Solved – Two test groups with multiple measurements vs a single reference value

Question

This is my scenario:

I'm testing two length measuring devices. I'm measuring a model that has notches at different lengths in order to collect 15 different measurements.
I know the "real" value for each distance in order to calculate 15 "errors" for each device.
The same 15 measurements are repeated ten times for each device.

• Device A – 15 measurements x 10 times
• Device B – 15 measurements x 10 times

In order to have a general idea about which one is better I thought that a t-test would be ok (tell me if not): I put all the errors of Device A together and compare them with B.

If I want to compare A vs B of each one of the 15 measurements would it be ok to do a one way ANOVA? I'm asking it because I have only two groups.

Answer 1

If you just want to compare the differences between the two groups than a hypothesis test like a t-test or a Wilcoxon test is the most convenient way. There are some differences between statistical tests regarding small sample properties and how they deal with different variances.
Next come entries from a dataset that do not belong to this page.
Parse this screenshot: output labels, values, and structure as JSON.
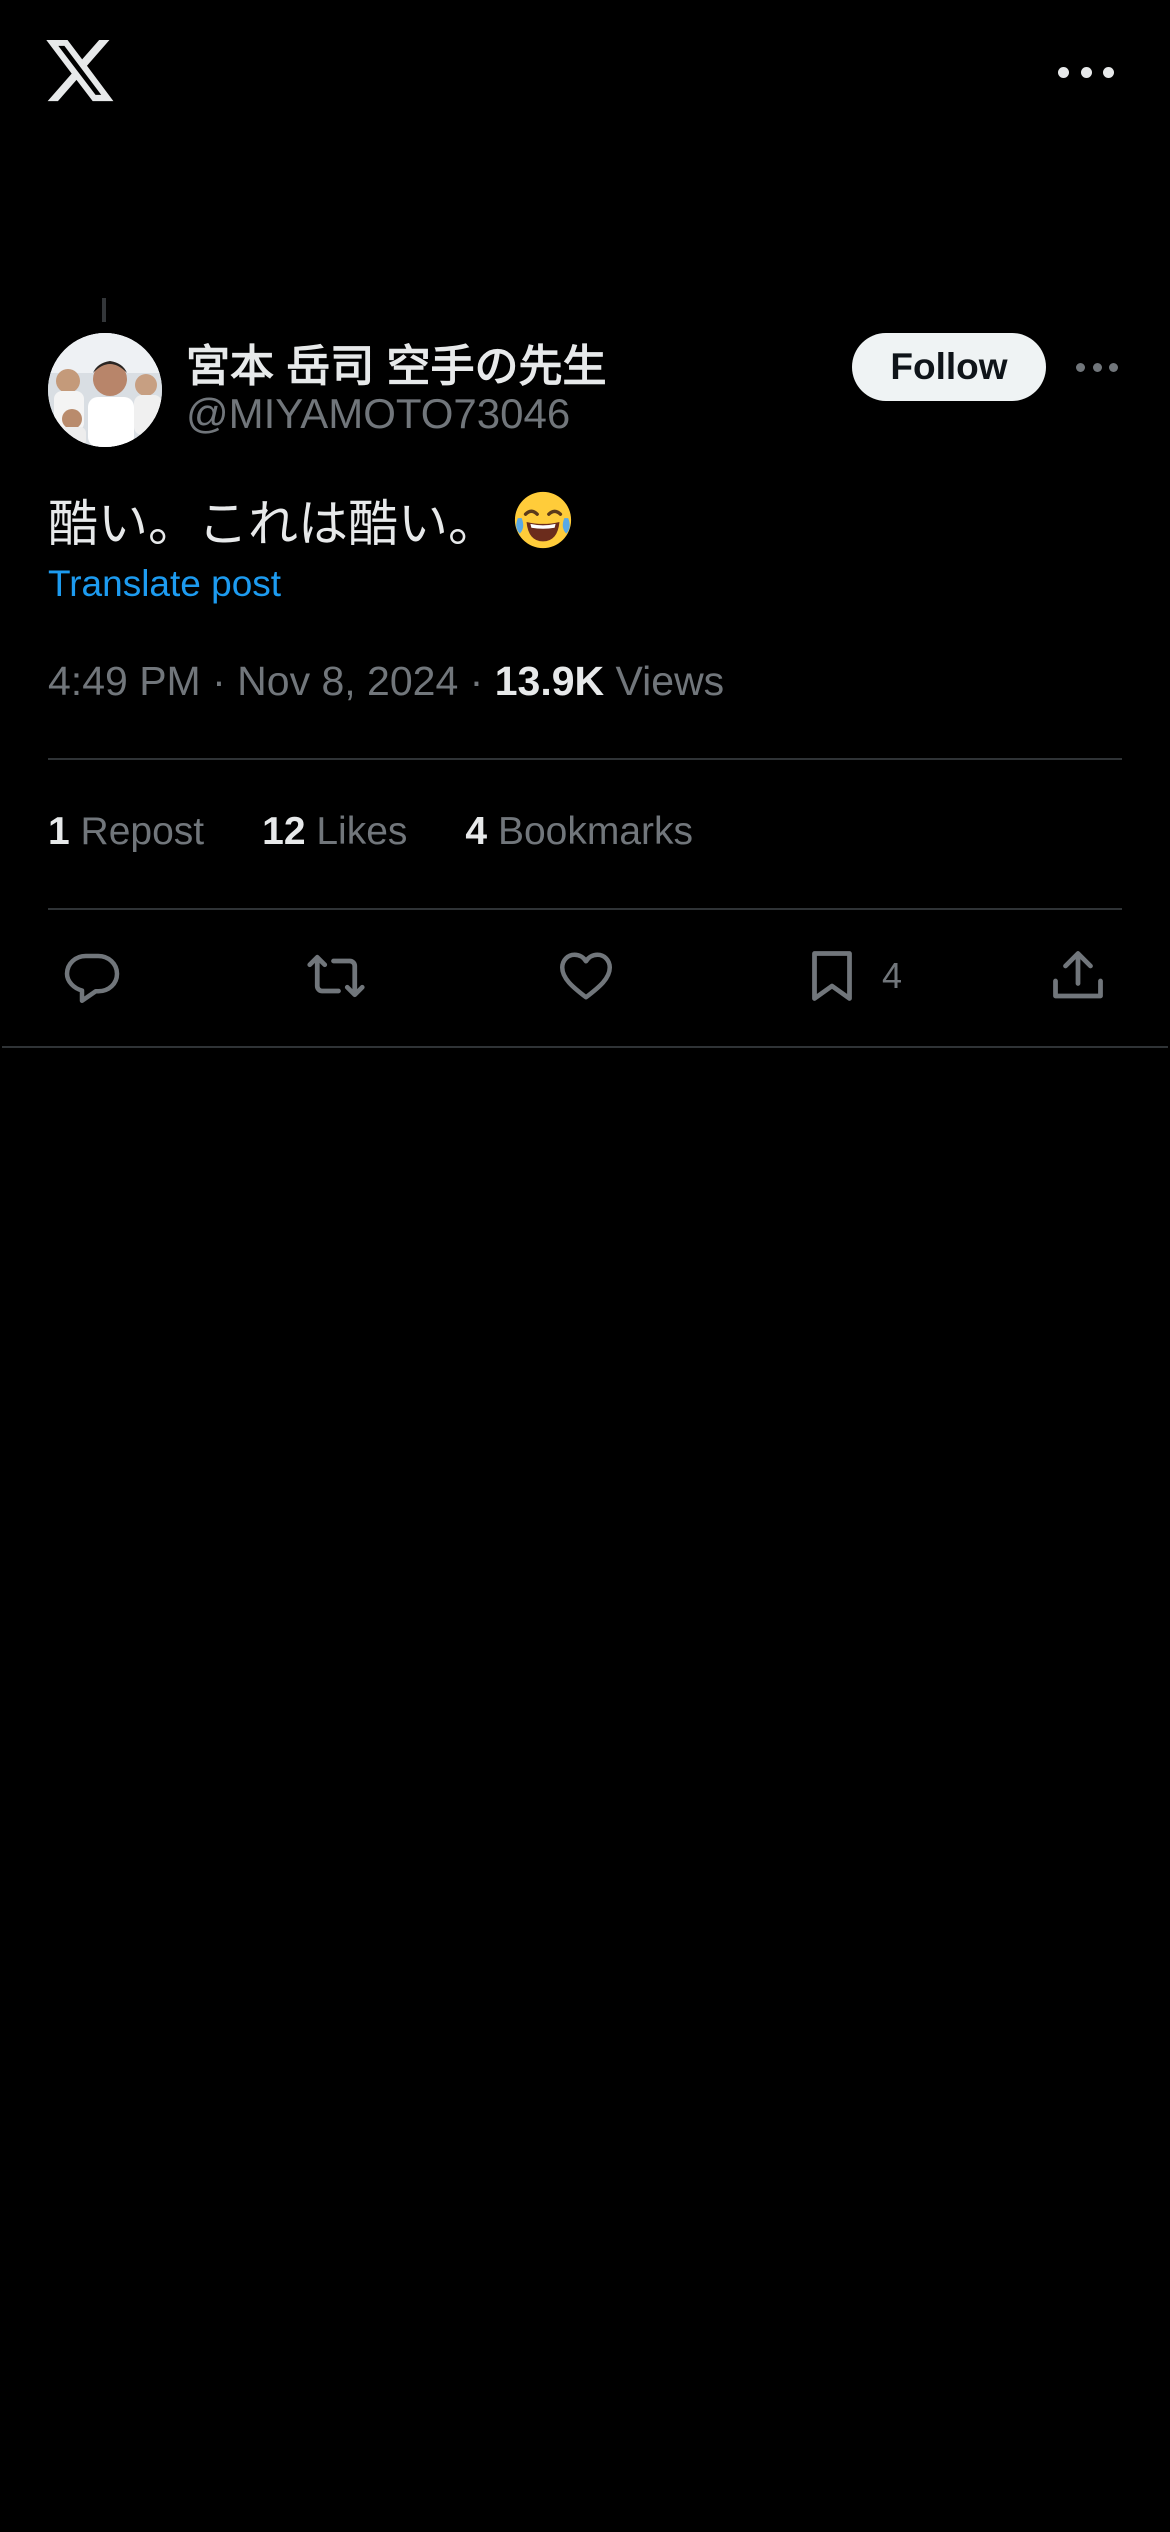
{
  "app": {
    "logo_icon": "x-logo-icon",
    "more_icon": "more-horizontal-icon"
  },
  "post": {
    "author": {
      "display_name": "宮本 岳司 空手の先生",
      "handle": "@MIYAMOTO73046"
    },
    "follow_label": "Follow",
    "text": "酷い。これは酷い。",
    "emoji": "😂",
    "translate_label": "Translate post",
    "time": "4:49 PM",
    "date": "Nov 8, 2024",
    "views_count": "13.9K",
    "views_label": "Views"
  },
  "stats": {
    "reposts": {
      "count": "1",
      "label": "Repost"
    },
    "likes": {
      "count": "12",
      "label": "Likes"
    },
    "bookmarks": {
      "count": "4",
      "label": "Bookmarks"
    }
  },
  "actions": {
    "bookmark_count": "4"
  },
  "colors": {
    "background": "#000000",
    "text": "#e7e9ea",
    "secondary_text": "#71767b",
    "link": "#1d9bf0",
    "divider": "#2f3336",
    "follow_button_bg": "#eff3f4"
  }
}
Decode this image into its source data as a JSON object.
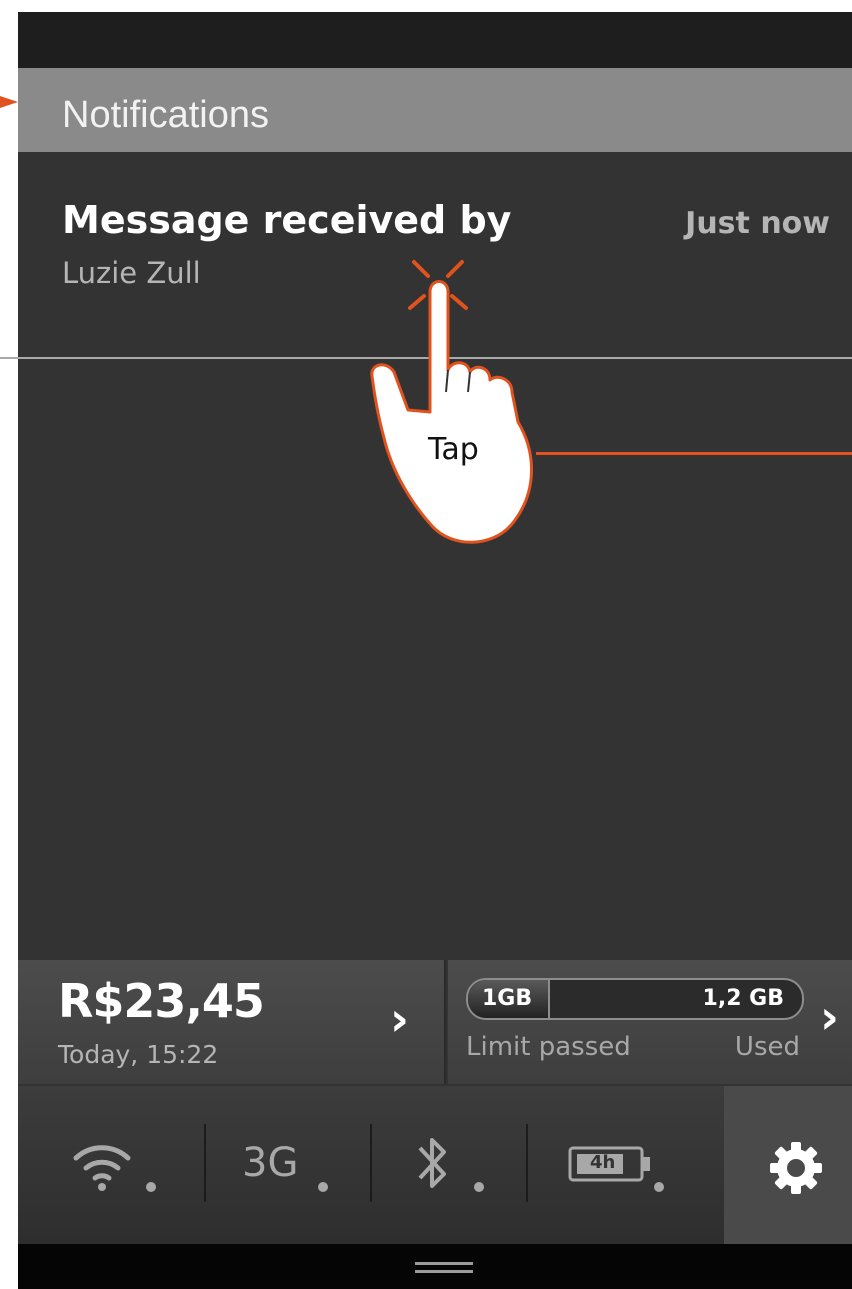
{
  "notifications": {
    "header": "Notifications",
    "item": {
      "title": "Message received by",
      "sender": "Luzie Zull",
      "time": "Just now"
    }
  },
  "balance": {
    "amount": "R$23,45",
    "time": "Today, 15:22"
  },
  "data_usage": {
    "limit_label": "1GB",
    "used_label": "1,2 GB",
    "limit_status": "Limit passed",
    "used_status": "Used",
    "limit_fraction_of_bar": 0.24
  },
  "quick_settings": {
    "network_label": "3G",
    "battery_label": "4h"
  },
  "annotation": {
    "tap_label": "Tap",
    "accent_color": "#e0521e"
  }
}
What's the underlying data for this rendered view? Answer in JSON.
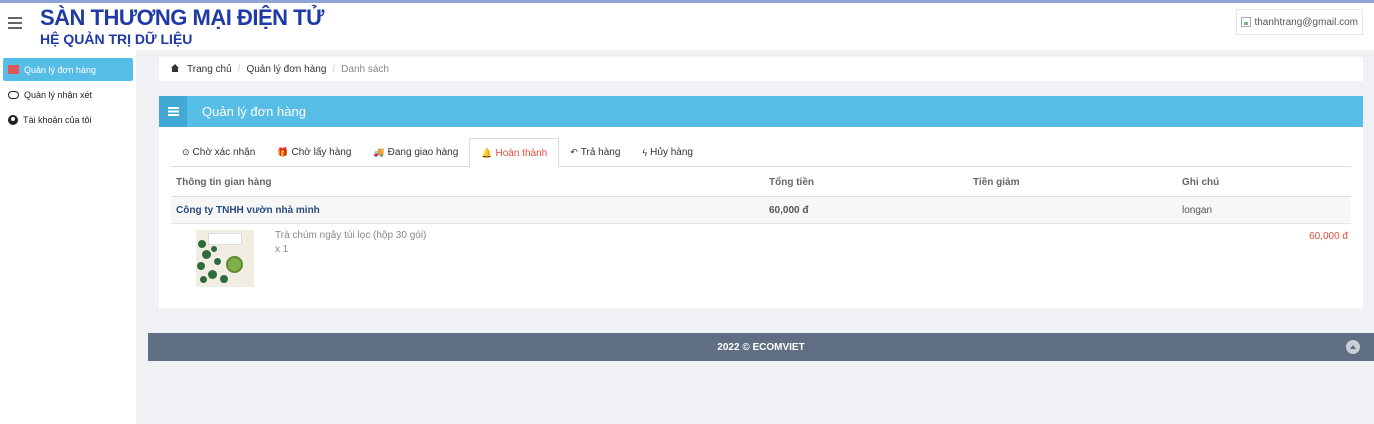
{
  "header": {
    "title": "SÀN THƯƠNG MẠI ĐIỆN TỬ",
    "subtitle": "HỆ QUẢN TRỊ DỮ LIỆU",
    "user_email": "thanhtrang@gmail.com"
  },
  "sidebar": {
    "items": [
      {
        "label": "Quản lý đơn hàng",
        "icon": "flag-icon"
      },
      {
        "label": "Quản lý nhận xét",
        "icon": "comment-icon"
      },
      {
        "label": "Tài khoản của tôi",
        "icon": "user-circle-icon"
      }
    ]
  },
  "breadcrumb": {
    "home": "Trang chủ",
    "section": "Quản lý đơn hàng",
    "current": "Danh sách",
    "separator": "/"
  },
  "panel": {
    "title": "Quản lý đơn hàng"
  },
  "tabs": [
    {
      "label": "Chờ xác nhận",
      "glyph": "⊙"
    },
    {
      "label": "Chờ lấy hàng",
      "glyph": "🎁"
    },
    {
      "label": "Đang giao hàng",
      "glyph": "🚚"
    },
    {
      "label": "Hoàn thành",
      "glyph": "🔔"
    },
    {
      "label": "Trả hàng",
      "glyph": "↶"
    },
    {
      "label": "Hủy hàng",
      "glyph": "ϟ"
    }
  ],
  "table": {
    "headers": [
      "Thông tin gian hàng",
      "Tổng tiền",
      "Tiền giảm",
      "Ghi chú"
    ],
    "shop": {
      "name": "Công ty TNHH vườn nhà minh",
      "total": "60,000 đ",
      "discount": "",
      "note": "longan"
    },
    "product": {
      "name": "Trà chùm ngây túi lọc (hộp 30 gói)",
      "quantity": "x 1",
      "price": "60,000 đ"
    }
  },
  "footer": {
    "text": "2022 © ECOMVIET"
  },
  "colors": {
    "brand": "#1f3aa6",
    "accent": "#55bde6",
    "active_tab": "#e74c3c",
    "footer_bg": "#5f6e83"
  }
}
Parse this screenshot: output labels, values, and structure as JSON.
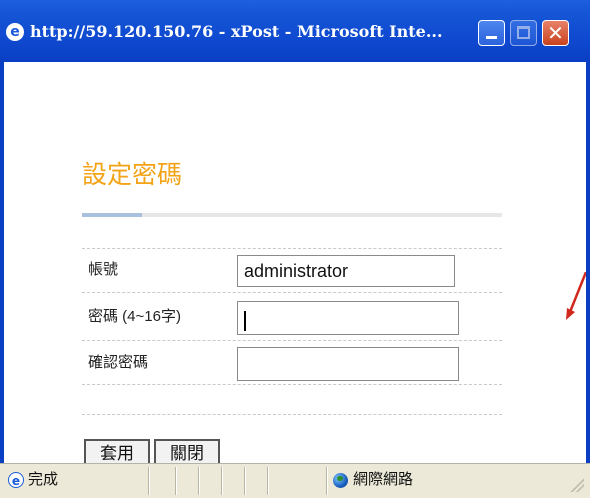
{
  "window": {
    "title": "http://59.120.150.76 - xPost - Microsoft Inte...",
    "close_symbol": "✕"
  },
  "page": {
    "title": "設定密碼",
    "fields": [
      {
        "label": "帳號",
        "value": "administrator"
      },
      {
        "label": "密碼 (4~16字)",
        "value": ""
      },
      {
        "label": "確認密碼",
        "value": ""
      }
    ],
    "buttons": {
      "apply": "套用",
      "close": "關閉"
    }
  },
  "statusbar": {
    "status": "完成",
    "zone": "網際網路"
  },
  "colors": {
    "title_orange": "#f3a317",
    "titlebar_blue": "#1656d6",
    "annotation_arrow": "#d0281c"
  },
  "icons": {
    "window": "ie-icon",
    "status": "ie-page-icon",
    "zone": "globe-icon",
    "annotation": "red-arrow-icon"
  }
}
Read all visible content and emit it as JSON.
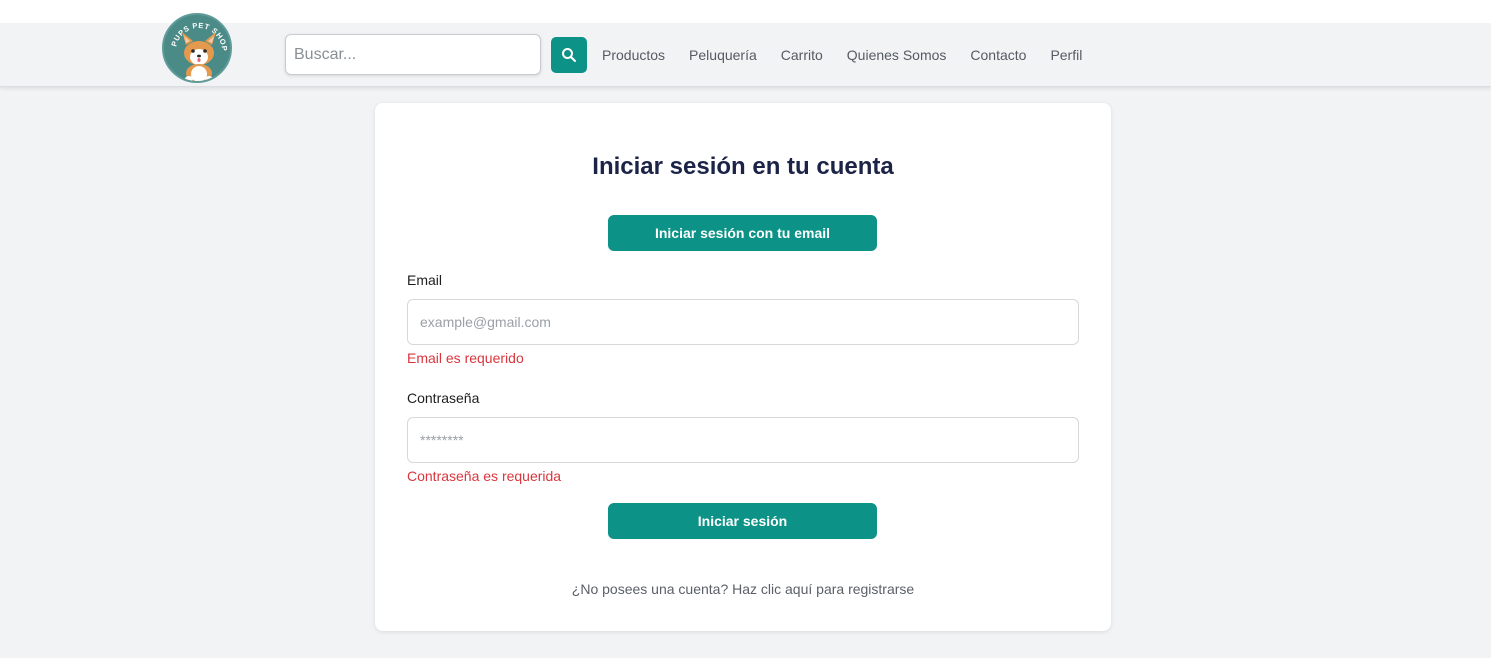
{
  "header": {
    "logo_text": "PUPS PET SHOP",
    "search_placeholder": "Buscar...",
    "nav": [
      "Productos",
      "Peluquería",
      "Carrito",
      "Quienes Somos",
      "Contacto",
      "Perfil"
    ]
  },
  "login": {
    "title": "Iniciar sesión en tu cuenta",
    "email_login_button": "Iniciar sesión con tu email",
    "email_label": "Email",
    "email_placeholder": "example@gmail.com",
    "email_error": "Email es requerido",
    "password_label": "Contraseña",
    "password_placeholder": "********",
    "password_error": "Contraseña es requerida",
    "submit_button": "Iniciar sesión",
    "register_text": "¿No posees una cuenta? Haz clic aquí para registrarse"
  },
  "colors": {
    "accent": "#0c9286",
    "error": "#d9363e",
    "title": "#1b2347",
    "background": "#f2f3f5"
  },
  "icons": {
    "search": "search-icon",
    "logo": "corgi-logo"
  }
}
For reasons of simplicity I propose a simple t-test (welche two sample t-test).

Let´s have a look a two vectors. The first vector is called "a".

2 4 3 5 6 4 2 7 8 4

The second vector is called "b".

6 3 4 2 6 8 8 6 8 4

So you can use the following R command for testing.

t.test(a,b)

    Welch Two Sample t-test

data:  a and b
t = -1.0674, df = 17.897, p-value = 0.3
alternative hypothesis: true difference in means is not equal to 0
95 percent confidence interval:
 -2.9691637  0.9691637
sample estimates:
mean of x mean of y 
      4.5       5.5 

The null hypothesis is that both samples have the same mean. The alternative hypothesis is that there are significant differences between the values of the two vectors.

One-way ANOVA however is applicable if you want to compare means of three or more samples. As you have only two samples you should not use a one-way ANOVA.